Publication year - 2006
Publication title -
european journal of immunology
Language(s) - English
Resource type - Journals
SCImago Journal Rank - 2.272
H-Index - 201
eISSN - 1521-4141
pISSN - 0014-2980
DOI - 10.1002/eji.200535727
Subject(s) - biology , immune system , innate immune system , immunology , acquired immune system , dendritic cell , lipopolysaccharide , cd86 , antigen , antigen presentation , microbiology and biotechnology , interleukin 12 , t cell , cytotoxic t cell , in vitro , biochemistry
Abstract Dendritic cells (DC) are pivotal for initiation and regulation of innate and adaptive immune responses evoked by vaccination and natural infection.

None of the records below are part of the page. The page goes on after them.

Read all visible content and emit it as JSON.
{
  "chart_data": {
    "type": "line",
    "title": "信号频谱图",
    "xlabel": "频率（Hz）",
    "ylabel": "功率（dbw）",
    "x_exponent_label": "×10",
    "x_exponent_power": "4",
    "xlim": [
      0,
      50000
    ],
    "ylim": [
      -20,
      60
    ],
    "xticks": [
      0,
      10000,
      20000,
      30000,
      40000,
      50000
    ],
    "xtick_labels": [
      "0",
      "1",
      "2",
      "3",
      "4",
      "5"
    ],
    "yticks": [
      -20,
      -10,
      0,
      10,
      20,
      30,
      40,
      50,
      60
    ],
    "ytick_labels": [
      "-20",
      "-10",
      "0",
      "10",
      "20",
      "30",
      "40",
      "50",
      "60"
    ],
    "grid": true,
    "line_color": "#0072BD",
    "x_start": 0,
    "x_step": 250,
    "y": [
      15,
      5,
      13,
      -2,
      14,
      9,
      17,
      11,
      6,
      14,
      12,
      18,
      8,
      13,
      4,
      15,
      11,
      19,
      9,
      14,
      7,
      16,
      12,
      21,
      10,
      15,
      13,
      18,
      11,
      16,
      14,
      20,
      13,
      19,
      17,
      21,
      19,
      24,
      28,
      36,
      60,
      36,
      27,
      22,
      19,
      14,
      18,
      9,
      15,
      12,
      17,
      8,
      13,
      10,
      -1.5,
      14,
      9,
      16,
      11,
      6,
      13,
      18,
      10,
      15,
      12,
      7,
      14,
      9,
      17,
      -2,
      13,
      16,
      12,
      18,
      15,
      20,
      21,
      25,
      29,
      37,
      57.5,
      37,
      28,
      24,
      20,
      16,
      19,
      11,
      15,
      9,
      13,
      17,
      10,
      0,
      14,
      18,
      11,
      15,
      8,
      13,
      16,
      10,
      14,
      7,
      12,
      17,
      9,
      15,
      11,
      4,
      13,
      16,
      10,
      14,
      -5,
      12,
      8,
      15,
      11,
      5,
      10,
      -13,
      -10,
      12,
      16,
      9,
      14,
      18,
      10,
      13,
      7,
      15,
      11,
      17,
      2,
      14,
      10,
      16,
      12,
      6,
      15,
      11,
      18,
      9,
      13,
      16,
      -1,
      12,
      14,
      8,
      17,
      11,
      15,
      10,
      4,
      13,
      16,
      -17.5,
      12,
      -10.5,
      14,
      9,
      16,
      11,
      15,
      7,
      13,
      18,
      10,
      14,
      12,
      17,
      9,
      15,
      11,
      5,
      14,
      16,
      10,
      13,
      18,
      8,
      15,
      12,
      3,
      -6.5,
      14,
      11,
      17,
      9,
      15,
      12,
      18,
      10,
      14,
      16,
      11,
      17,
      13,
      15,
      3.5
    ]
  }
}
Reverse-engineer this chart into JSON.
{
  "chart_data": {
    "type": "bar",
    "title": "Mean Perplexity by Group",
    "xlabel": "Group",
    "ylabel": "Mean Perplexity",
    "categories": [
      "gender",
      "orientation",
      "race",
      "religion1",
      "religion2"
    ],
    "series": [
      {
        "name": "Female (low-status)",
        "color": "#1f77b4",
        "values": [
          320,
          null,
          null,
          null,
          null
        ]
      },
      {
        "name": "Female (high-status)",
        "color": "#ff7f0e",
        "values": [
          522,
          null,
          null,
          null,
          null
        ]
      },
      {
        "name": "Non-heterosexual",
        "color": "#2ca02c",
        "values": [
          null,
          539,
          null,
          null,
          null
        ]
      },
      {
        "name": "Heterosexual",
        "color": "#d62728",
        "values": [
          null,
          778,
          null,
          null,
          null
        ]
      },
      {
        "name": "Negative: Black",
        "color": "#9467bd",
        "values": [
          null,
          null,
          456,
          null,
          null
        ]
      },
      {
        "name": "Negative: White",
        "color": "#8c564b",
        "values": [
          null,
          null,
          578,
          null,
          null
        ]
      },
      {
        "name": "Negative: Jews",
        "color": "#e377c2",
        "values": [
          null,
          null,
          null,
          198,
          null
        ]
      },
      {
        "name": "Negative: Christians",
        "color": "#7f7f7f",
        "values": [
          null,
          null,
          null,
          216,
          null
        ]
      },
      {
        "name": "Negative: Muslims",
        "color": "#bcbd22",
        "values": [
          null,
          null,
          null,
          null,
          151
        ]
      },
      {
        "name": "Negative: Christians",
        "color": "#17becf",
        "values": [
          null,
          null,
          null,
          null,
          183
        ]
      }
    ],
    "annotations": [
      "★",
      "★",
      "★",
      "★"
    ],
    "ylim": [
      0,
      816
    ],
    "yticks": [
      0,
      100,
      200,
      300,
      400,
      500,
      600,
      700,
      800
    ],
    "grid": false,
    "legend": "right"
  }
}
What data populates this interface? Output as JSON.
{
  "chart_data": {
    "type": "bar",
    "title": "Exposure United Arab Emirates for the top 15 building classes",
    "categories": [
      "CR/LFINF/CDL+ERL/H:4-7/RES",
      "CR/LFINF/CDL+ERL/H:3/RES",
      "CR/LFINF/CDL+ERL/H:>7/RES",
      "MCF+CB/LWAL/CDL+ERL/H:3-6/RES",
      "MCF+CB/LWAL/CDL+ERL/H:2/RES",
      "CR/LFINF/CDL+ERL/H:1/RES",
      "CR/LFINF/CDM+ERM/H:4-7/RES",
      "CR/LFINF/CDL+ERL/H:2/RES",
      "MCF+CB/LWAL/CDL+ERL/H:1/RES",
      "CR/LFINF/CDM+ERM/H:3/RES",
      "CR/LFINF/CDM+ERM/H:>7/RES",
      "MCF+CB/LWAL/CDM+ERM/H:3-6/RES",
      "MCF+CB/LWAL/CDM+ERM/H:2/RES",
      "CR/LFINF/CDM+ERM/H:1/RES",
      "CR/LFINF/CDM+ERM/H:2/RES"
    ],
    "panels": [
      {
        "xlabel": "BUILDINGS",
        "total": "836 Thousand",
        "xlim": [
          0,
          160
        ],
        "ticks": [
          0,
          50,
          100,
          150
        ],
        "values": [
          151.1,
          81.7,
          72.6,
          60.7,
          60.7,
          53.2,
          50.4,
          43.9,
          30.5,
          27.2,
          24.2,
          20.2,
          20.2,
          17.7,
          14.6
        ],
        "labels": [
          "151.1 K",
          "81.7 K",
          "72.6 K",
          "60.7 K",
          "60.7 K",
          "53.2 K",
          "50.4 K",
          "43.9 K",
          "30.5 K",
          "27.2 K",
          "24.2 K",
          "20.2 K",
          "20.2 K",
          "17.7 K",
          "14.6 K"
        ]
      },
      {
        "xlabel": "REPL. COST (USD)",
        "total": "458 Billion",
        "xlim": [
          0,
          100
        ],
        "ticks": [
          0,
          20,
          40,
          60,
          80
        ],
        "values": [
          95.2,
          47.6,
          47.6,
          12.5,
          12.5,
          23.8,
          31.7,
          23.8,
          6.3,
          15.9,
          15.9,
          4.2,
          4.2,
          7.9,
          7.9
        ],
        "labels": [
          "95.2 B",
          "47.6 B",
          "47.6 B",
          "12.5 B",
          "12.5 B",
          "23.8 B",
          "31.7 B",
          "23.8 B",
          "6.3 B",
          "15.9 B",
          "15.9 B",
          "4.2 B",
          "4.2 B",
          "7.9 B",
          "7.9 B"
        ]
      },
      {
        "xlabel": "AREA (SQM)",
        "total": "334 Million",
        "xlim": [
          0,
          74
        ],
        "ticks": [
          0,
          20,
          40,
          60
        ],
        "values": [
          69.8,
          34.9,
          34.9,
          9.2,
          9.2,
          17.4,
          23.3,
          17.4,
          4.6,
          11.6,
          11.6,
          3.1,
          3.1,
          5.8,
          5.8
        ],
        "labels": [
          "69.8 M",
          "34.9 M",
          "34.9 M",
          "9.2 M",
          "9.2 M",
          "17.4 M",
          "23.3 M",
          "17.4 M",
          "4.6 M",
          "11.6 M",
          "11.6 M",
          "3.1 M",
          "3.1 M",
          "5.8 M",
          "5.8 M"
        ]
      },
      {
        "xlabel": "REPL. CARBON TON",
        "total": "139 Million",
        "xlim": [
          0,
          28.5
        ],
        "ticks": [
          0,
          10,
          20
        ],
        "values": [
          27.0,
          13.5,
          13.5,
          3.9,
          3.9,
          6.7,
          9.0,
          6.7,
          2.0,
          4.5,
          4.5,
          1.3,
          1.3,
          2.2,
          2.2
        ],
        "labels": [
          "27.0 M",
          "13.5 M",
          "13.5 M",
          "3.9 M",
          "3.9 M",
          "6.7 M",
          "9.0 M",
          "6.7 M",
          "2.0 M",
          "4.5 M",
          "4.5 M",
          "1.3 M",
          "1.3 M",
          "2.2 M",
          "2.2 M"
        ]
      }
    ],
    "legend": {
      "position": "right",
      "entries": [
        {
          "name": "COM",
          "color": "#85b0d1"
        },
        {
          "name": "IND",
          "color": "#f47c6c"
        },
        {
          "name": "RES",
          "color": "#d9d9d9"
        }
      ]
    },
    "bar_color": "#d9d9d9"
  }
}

After infection, mycobacterial pathogens first encounter monocytes, which produce pro‐inflammatory cytokines, including IL‐1β, TNF‐α and IL‐6. The role of these cytokines in DC maturation remains incompletely understood. Here, we show that maturation of DC from monocytes was impaired by pretreatment of monocytes with low doses of IL‐1β. Under these conditions, Mycobacterium leprae ‐infected DC failed to stimulate antigen‐specific T cell responses. Expression of CD86 and CD83 and production of IL‐12 in response to lipopolysaccharide and peptidoglycan were diminished. In contrast, these DC functions were not impaired by pretreatment with TNF‐α, IL‐6 or IL‐10. When monocytes were infected with M. bovis Bacillus Calmette‐Guérin, and subsequently differentiated to DC, the activity of these DC was suppressed as well. Thus, IL‐1β acts at early stages of differentiation of DC and impairs biological functions of DC at later stages. Therefore, production of IL‐1β by mycobacteria‐infected antigen‐presenting cells counteracts effective stimulation of innate and adaptive immune responses.